Greek Prime Minister Alexis Tsipras has survived a no-confidence vote in parliament over a deal to end a decades-old dispute over the name of neighboring Macedonia.
Lawmakers on June 16 backed Tsipras by rejecting the motion brought by the opposition New Democracy party, which had had accused him of granting too many concessions in the deal with Macedonia set to be signed on June 17.
"Out of 280 lawmakers present, 153 voted against the motion," speaker Yiorgis Varemenos said hours before the foreign ministers of Greece and Macedonia were set to meet on the border to sign the deal, which will change the name of the former Yugoslav state.
Thousands of Greeks protested against the deal outside parliament on the day of the no-confidence motion, calling for the prime minister's resignation. Police fired tear gas at protesters to keep them from entering the building.
Up to 5,000 protesters gathered in the central Syntagma Square in the Greek capital on June 16, many of them chanting "traitors, traitors" in anger over the accord signed by the two countries earlier this week.
The agreement to change the name of Greece's northern neighbor to the Republic of North Macedonia has been welcomed by the United Nations, the European Union, the United States, and NATO.
But it has met with strong opposition internally in both countries, which could pose obstacles and delays for its ratification in their national parliaments.
Greece's main opposition party denounced the deal as a capitulation and called for the confidence vote in parliament, while Macedonia's nationalist President Gjorge Ivanov pledged to veto the deal if it is ratified by Skopje's parliament.
Small street protests have also broken out against the deal in Macedonia and among Greeks who object to their Balkan neighbor using the same name as Greece's northernmost province.
Macedonia in ancient times was the cradle of Alexander the Great's empire, and remains a source of intense pride among modern-day Greeks.

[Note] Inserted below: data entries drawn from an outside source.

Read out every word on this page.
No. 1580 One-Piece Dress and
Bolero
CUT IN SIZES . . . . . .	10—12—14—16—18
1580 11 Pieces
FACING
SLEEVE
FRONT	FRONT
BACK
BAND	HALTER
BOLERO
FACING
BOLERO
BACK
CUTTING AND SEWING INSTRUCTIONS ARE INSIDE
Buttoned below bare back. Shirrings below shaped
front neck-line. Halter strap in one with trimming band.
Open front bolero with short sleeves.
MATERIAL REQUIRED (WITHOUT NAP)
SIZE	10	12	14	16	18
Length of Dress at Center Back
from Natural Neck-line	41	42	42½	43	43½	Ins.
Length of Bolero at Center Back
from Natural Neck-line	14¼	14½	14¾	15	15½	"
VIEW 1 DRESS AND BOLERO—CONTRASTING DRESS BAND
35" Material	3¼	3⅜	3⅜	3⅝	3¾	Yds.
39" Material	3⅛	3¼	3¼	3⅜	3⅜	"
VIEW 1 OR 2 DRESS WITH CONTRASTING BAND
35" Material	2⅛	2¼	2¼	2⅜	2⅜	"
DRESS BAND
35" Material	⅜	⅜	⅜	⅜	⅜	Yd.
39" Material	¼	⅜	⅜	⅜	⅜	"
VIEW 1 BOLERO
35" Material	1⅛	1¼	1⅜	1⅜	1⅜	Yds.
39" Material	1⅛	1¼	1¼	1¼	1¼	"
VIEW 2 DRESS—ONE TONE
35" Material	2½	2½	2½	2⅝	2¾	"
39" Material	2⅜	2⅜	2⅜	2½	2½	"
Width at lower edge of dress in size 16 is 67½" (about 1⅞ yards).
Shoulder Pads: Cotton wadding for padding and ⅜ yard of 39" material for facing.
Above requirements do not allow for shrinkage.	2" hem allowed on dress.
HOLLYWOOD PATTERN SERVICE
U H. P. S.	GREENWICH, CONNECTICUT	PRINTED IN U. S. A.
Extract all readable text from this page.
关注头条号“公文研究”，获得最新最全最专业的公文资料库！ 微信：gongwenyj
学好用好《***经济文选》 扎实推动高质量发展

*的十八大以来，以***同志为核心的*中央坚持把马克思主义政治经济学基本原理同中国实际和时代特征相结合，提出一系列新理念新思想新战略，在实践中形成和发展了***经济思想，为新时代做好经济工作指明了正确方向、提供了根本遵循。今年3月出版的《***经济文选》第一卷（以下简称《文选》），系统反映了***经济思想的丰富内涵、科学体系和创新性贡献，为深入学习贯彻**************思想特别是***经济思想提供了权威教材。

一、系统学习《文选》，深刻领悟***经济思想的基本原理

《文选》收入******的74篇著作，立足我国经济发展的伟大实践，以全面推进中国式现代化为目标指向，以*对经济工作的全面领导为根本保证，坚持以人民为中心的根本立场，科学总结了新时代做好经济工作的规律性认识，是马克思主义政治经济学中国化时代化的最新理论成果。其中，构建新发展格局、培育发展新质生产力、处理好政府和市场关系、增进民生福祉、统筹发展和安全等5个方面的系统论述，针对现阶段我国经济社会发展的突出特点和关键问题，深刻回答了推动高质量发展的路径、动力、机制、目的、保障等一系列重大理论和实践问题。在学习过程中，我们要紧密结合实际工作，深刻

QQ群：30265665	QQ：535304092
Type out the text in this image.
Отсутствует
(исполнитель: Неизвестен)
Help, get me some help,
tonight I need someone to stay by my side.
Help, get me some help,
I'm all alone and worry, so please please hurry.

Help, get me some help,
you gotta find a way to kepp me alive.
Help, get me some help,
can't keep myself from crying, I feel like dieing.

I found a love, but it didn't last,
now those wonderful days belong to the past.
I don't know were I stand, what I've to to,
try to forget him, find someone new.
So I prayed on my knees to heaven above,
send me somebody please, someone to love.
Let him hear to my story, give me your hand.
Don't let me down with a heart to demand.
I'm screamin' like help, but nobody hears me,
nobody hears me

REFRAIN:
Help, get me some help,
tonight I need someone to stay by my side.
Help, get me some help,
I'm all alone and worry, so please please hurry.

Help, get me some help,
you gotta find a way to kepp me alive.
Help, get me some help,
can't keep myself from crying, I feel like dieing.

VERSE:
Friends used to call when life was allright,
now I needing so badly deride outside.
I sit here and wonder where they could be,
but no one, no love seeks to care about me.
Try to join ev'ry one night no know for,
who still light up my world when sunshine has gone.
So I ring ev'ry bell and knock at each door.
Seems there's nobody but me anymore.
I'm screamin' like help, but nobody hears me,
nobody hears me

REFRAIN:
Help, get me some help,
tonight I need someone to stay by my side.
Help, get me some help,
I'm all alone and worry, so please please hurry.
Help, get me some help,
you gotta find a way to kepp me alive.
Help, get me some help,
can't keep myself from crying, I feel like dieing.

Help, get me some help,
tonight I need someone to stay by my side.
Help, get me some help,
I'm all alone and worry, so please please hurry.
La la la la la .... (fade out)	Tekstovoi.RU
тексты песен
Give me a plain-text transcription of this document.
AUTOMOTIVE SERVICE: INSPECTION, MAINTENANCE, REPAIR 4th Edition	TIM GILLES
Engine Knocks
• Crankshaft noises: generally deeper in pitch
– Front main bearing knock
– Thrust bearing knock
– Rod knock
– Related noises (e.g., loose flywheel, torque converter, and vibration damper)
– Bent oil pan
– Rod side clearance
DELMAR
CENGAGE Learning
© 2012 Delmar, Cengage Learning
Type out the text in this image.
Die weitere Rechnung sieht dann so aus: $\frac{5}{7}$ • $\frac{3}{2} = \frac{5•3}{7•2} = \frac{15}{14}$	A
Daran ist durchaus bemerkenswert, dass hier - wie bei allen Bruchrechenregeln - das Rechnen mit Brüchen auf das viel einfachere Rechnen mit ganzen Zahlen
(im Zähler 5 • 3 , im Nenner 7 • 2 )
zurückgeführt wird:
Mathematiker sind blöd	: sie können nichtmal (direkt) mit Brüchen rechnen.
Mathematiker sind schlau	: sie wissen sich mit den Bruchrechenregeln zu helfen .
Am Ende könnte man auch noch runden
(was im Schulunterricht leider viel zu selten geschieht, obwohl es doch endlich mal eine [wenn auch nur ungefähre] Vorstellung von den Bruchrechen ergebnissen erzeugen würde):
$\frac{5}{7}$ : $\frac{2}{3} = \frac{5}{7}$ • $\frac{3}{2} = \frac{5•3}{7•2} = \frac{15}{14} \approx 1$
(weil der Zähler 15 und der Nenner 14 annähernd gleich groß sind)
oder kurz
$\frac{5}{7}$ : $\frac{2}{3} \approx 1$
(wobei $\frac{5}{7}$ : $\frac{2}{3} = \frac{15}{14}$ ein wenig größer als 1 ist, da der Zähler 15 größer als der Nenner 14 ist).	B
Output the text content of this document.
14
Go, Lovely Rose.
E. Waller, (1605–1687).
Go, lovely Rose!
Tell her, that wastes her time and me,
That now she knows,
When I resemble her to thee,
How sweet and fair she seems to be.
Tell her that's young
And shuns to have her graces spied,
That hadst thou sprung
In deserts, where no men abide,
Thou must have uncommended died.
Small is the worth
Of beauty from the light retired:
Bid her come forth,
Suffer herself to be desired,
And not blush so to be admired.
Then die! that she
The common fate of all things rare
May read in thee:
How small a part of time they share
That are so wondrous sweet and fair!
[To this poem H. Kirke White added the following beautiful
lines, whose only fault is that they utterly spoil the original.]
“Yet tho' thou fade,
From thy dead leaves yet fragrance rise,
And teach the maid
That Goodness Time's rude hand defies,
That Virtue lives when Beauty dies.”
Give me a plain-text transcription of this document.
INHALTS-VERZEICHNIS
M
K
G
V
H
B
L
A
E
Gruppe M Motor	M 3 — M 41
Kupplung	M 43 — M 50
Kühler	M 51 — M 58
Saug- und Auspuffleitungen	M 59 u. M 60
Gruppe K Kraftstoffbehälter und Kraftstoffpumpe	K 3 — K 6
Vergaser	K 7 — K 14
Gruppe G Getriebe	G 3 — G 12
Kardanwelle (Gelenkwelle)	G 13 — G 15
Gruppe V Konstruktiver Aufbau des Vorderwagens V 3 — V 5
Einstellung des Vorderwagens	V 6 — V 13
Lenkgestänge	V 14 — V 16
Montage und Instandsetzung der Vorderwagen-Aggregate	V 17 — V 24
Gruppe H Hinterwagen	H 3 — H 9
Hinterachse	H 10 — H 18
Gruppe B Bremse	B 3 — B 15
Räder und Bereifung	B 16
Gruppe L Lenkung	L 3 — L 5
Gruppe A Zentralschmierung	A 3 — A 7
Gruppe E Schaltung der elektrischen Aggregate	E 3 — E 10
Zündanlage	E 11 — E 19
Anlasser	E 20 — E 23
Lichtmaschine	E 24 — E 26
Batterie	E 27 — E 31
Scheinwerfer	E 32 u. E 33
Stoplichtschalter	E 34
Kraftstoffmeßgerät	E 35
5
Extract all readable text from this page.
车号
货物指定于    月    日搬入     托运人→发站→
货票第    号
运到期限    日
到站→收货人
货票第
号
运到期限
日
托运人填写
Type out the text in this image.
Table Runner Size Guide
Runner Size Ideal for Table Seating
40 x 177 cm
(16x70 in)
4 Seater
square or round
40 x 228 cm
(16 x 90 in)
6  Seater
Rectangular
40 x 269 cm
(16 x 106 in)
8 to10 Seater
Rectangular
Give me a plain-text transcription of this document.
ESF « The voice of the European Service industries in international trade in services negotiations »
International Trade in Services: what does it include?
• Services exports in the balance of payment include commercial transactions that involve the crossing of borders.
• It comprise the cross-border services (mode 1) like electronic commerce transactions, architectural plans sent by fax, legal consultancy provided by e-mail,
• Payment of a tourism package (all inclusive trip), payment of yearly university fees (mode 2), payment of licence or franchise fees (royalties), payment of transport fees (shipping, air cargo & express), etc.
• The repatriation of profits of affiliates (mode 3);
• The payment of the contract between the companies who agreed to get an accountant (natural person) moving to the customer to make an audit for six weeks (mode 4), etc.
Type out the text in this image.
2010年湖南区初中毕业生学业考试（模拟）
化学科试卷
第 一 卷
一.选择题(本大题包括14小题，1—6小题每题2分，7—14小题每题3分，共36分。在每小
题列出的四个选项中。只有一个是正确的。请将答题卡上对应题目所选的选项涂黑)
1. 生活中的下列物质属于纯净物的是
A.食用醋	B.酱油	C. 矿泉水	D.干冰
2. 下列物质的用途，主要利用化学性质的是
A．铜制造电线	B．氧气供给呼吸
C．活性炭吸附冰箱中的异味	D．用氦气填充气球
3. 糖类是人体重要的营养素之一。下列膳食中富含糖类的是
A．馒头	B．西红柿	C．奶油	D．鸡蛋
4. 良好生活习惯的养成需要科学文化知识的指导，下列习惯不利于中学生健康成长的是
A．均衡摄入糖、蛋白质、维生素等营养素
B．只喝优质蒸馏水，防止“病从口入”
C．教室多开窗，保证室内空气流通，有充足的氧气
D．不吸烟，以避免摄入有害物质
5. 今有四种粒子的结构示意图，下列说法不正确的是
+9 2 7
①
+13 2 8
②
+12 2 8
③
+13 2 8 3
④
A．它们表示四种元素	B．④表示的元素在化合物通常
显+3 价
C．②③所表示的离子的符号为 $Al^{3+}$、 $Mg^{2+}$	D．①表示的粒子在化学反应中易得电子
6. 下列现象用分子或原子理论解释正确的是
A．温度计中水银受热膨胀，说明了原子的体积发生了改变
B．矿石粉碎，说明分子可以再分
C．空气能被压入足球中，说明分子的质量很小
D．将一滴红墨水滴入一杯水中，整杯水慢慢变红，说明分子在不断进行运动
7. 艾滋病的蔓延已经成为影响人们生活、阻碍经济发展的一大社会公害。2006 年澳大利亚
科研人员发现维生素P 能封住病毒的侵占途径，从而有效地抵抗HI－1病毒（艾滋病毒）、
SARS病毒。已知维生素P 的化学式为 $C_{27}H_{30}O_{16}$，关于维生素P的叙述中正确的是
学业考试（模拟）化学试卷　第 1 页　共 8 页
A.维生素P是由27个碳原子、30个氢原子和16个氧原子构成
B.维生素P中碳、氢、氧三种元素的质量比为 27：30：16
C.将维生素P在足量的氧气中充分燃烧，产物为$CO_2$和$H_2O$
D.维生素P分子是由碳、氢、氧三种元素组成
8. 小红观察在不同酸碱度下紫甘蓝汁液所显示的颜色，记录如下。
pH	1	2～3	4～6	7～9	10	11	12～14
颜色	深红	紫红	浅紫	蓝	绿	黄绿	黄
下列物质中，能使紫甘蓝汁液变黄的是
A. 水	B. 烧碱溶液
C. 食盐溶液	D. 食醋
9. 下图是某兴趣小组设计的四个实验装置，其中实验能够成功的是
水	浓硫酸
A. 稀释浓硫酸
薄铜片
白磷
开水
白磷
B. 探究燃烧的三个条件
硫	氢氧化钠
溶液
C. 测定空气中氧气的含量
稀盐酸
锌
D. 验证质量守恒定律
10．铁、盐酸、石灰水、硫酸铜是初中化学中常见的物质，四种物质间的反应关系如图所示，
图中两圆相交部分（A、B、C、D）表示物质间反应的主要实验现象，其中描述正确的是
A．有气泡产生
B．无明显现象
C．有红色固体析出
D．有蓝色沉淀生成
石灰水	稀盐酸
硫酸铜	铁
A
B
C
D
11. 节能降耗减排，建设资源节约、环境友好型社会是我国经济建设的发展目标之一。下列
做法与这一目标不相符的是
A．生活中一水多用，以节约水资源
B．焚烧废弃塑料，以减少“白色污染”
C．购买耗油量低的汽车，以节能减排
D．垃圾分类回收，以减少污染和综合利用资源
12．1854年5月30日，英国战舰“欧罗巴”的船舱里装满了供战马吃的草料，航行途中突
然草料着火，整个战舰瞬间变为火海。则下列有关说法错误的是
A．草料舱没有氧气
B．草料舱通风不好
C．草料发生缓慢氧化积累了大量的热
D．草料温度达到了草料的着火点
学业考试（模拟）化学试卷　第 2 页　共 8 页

"Nobody can be called Macedonians except the Greeks," protest organizer Michalis Patsikas has said.
But Tsipras, confident he will prevail in parliament, has dismissed the opposition. He has argued that the pact will help stabilize the historically volatile Balkan region and nurture prosperity in Southern Europe.
"This is the most forward-looking deal the country has ever had in its hands," Interior Minister Panos Skourletis told parliament. "We are proud to put our name on a deal that takes a step for peace and cooperation."
By agreeing to change its name to North Macedonia under the deal, Skopje has won Greece's support for its efforts to join the European Union and NATO -- efforts Athens previously blocked for decades.
Macedonian leaders have said that with the deal in hand, they hope to secure a date to begin EU accession talks at an EU summit in late June, and an invitation to join NATO by mid-July.
Ahead of the no-confidence vote in Greece's parliament, tempers flared on June 15, with a lawmaker from the neo-Nazi Golden Dawn party calling on the Greek Army to topple the government.
The lawmaker was evicted from the debate together with the rest of the party's lawmakers.
Tsipras's coalition government was expected to survive the vote in part because its nationalist coalition partner, the Independent Greeks party, is expected to support the government in the vote even though it opposes the deal with Macedonia.
As long as the governing coalition stays together, it controls a slim majority -- 154 of the 300 votes in the parliament.
Another demonstration is planned on the border during the signing ceremony on June 17.
Before the deal with Macedonia can go into effect, it must be ratified first by Macedonia's parliament and confirmed in a Macedonian referendum in September, after which Greece's parliament must ratify it.